6. Meeting the British by Paul Muldoon
I might have chosen Why Brownlee Left, another collection of Muldoon’s that includes “The Boundary Commission,” surely the best probing of the absurd nature of the border between Northern Ireland and the Republic. But I plumped for Meeting the British because of its title poem, in which the consequences of Pax Britannica are described with cruel simplicity. This collection also contains “7, Middagh Street,” in which Muldoon ventriloquizes through the puppet-shade of another Northern poet, Louis MacNeice.
7. Sweet Home by Wendy Erskine
One aspect of the Troubles that receives little attention is the manner in which decades of conflict quashed all other stories in Northern Ireland. Even during the worst years, people got married, started bands, moved house, and changed careers. Erskine’s debut collection of short stories, largely set in contemporary Belfast, moves the focus back to the inner lives and struggles of Northern Irish people.

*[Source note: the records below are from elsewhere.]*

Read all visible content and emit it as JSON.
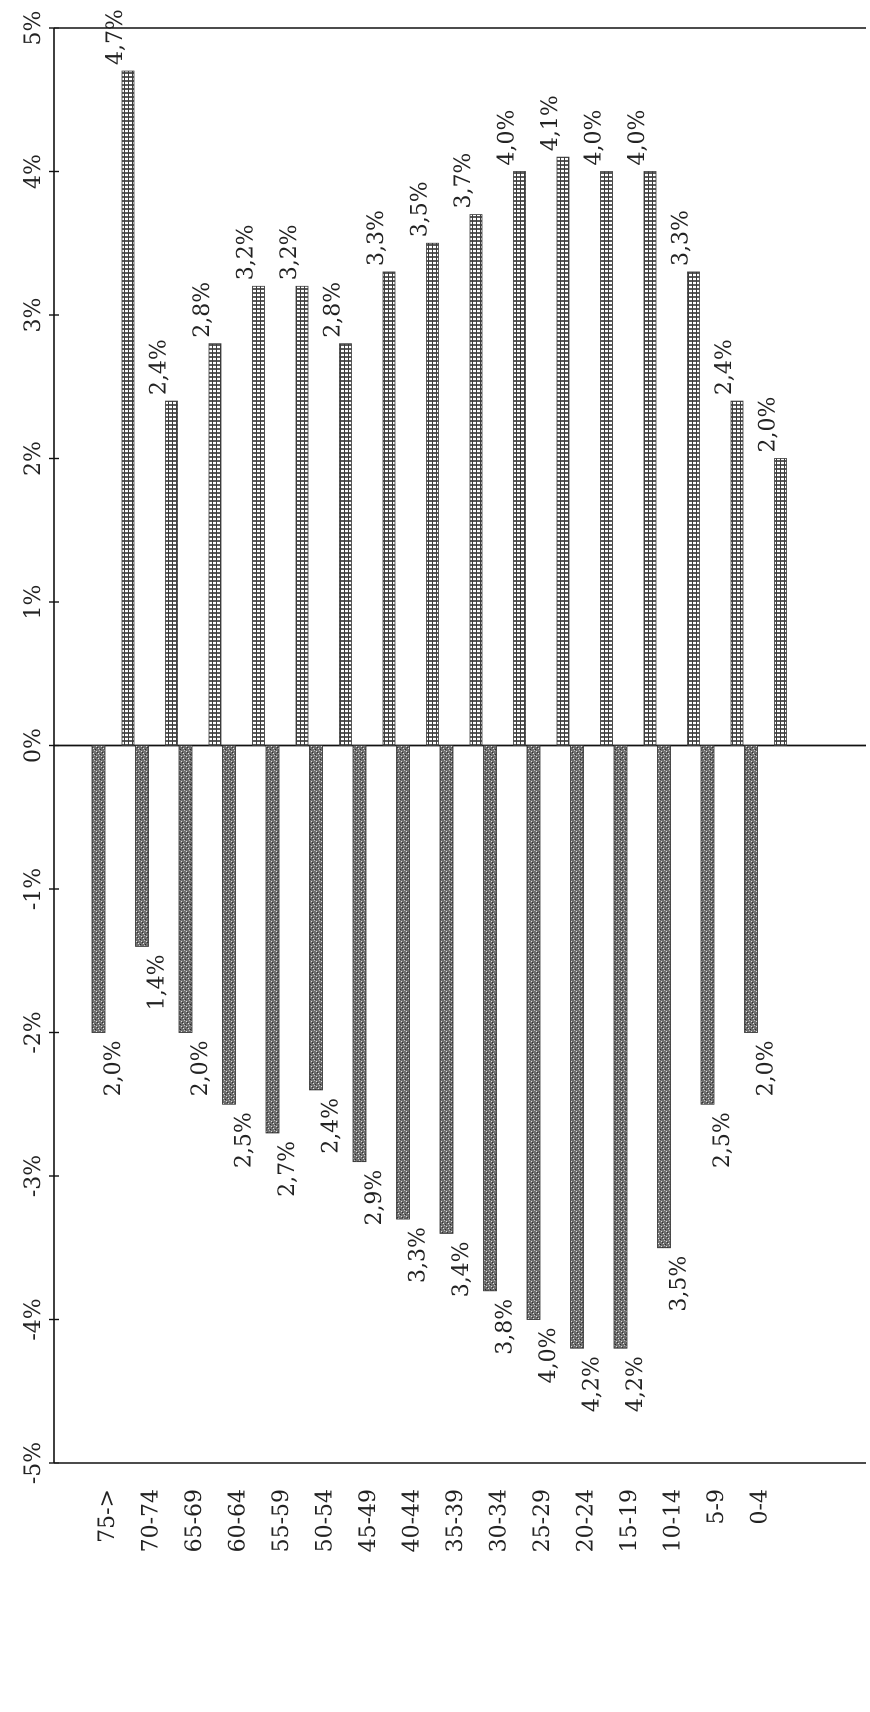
{
  "chart_data": {
    "type": "bar",
    "orientation": "horizontal-bars-rotated",
    "categories": [
      "75->",
      "70-74",
      "65-69",
      "60-64",
      "55-59",
      "50-54",
      "45-49",
      "40-44",
      "35-39",
      "30-34",
      "25-29",
      "20-24",
      "15-19",
      "10-14",
      "5-9",
      "0-4"
    ],
    "series": [
      {
        "values": [
          4.7,
          2.4,
          2.8,
          3.2,
          3.2,
          2.8,
          3.3,
          3.5,
          3.7,
          4.0,
          4.1,
          4.0,
          4.0,
          3.3,
          2.4,
          2.0
        ],
        "labels": [
          "4,7%",
          "2,4%",
          "2,8%",
          "3,2%",
          "3,2%",
          "2,8%",
          "3,3%",
          "3,5%",
          "3,7%",
          "4,0%",
          "4,1%",
          "4,0%",
          "4,0%",
          "3,3%",
          "2,4%",
          "2,0%"
        ],
        "color": "#9a9a9a"
      },
      {
        "values": [
          -2.0,
          -1.4,
          -2.0,
          -2.5,
          -2.7,
          -2.4,
          -2.9,
          -3.3,
          -3.4,
          -3.8,
          -4.0,
          -4.2,
          -4.2,
          -3.5,
          -2.5,
          -2.0
        ],
        "labels": [
          "2,0%",
          "1,4%",
          "2,0%",
          "2,5%",
          "2,7%",
          "2,4%",
          "2,9%",
          "3,3%",
          "3,4%",
          "3,8%",
          "4,0%",
          "4,2%",
          "4,2%",
          "3,5%",
          "2,5%",
          "2,0%"
        ],
        "color": "#5a5a5a"
      }
    ],
    "value_axis": {
      "min": -5,
      "max": 5,
      "ticks": [
        -5,
        -4,
        -3,
        -2,
        -1,
        0,
        1,
        2,
        3,
        4,
        5
      ],
      "tick_labels": [
        "-5%",
        "-4%",
        "-3%",
        "-2%",
        "-1%",
        "0%",
        "1%",
        "2%",
        "3%",
        "4%",
        "5%"
      ]
    },
    "grid": false,
    "legend": "none"
  }
}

While the Troubles cast a shadow—as in “To All Their Dues,” in which a woman who opens a beauty salon must deal with the demands of local paramilitaries—sectarianism is a background hum, not the subject. My favorite story here is “the soul has no skin,” where an act of kindness hollows out a young man’s life.

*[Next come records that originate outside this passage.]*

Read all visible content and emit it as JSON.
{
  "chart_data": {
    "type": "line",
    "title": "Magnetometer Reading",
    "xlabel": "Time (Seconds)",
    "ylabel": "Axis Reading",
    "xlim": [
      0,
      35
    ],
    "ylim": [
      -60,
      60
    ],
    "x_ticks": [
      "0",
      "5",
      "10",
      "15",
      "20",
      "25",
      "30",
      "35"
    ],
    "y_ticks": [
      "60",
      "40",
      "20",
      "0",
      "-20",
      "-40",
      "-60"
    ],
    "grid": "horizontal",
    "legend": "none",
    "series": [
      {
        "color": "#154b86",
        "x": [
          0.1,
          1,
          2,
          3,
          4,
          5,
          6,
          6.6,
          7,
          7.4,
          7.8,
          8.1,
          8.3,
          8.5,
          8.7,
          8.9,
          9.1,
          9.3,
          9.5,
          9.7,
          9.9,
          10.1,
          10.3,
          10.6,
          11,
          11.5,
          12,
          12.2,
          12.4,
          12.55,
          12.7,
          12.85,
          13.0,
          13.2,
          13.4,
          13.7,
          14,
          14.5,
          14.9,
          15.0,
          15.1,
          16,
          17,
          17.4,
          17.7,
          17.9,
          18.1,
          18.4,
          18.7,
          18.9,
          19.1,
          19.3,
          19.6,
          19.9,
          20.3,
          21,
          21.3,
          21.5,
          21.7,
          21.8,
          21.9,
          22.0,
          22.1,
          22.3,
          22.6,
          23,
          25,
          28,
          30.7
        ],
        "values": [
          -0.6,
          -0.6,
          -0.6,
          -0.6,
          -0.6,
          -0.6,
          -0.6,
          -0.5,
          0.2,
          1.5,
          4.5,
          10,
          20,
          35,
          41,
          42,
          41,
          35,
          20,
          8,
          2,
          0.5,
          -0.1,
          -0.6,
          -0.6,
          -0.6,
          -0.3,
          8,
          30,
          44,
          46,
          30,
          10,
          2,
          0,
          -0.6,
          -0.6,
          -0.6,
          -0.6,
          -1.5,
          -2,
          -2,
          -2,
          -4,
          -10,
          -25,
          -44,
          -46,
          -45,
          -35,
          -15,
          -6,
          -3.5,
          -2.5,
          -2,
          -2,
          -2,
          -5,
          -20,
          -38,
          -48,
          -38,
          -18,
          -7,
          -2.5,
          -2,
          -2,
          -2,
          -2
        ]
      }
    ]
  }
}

8. Making Sense of the Troubles: A History of the Northern Ireland Conflict by David McKittrick and David McVea
The best one-volume history of the Troubles. McKittrick and McVea do an admirable job of sorting through one of the most complex episodes of European history. Clean prose, deeply researched, and as objective as it is possible to be. A fantastic starting point for the curious or confused.
9. Can Ireland Be One? by Malachi O'Doherty
2023 marks the 25th anniversary of the Good Friday Agreement. It was inevitable, especially in the aftermath of Brexit, that this would be a time to consider the question of Irish unification once again. O’Doherty rejects the Panglossian rhetoric employed by many supporters of a united Ireland, and asks tough questions about what such a new state might look like in practice. This provocative mixture of biography, reportage, and analysis offers that rarest of things: a fresh perspective on “the Irish Question.”
10. A Place Apart: Northern Ireland in the 1970s by Dervla Murphy
Overhearing two Northern politicians arguing on the radio in 1976, Murphy was disgusted: “Why don’t the Brits get out and let them all slaughter each other if that’s how they feel?” Immediately ashamed, she wrote this book as an act of contrition. Murphy was already an established author, famous for her bicycle journeys around India and the Middle East. But she knew little of the conflict unfolding just 150 miles from her own home in the south of Ireland. Murphy’s determination to understand both communities—an understanding achieved by actually talking to people, rather than simply reporting on them—led to fascinating insights. An intrepid traveller’s discovery of a foreign country on her own doorstep, A Place Apart remains essential reading nearly 50 years after it was written.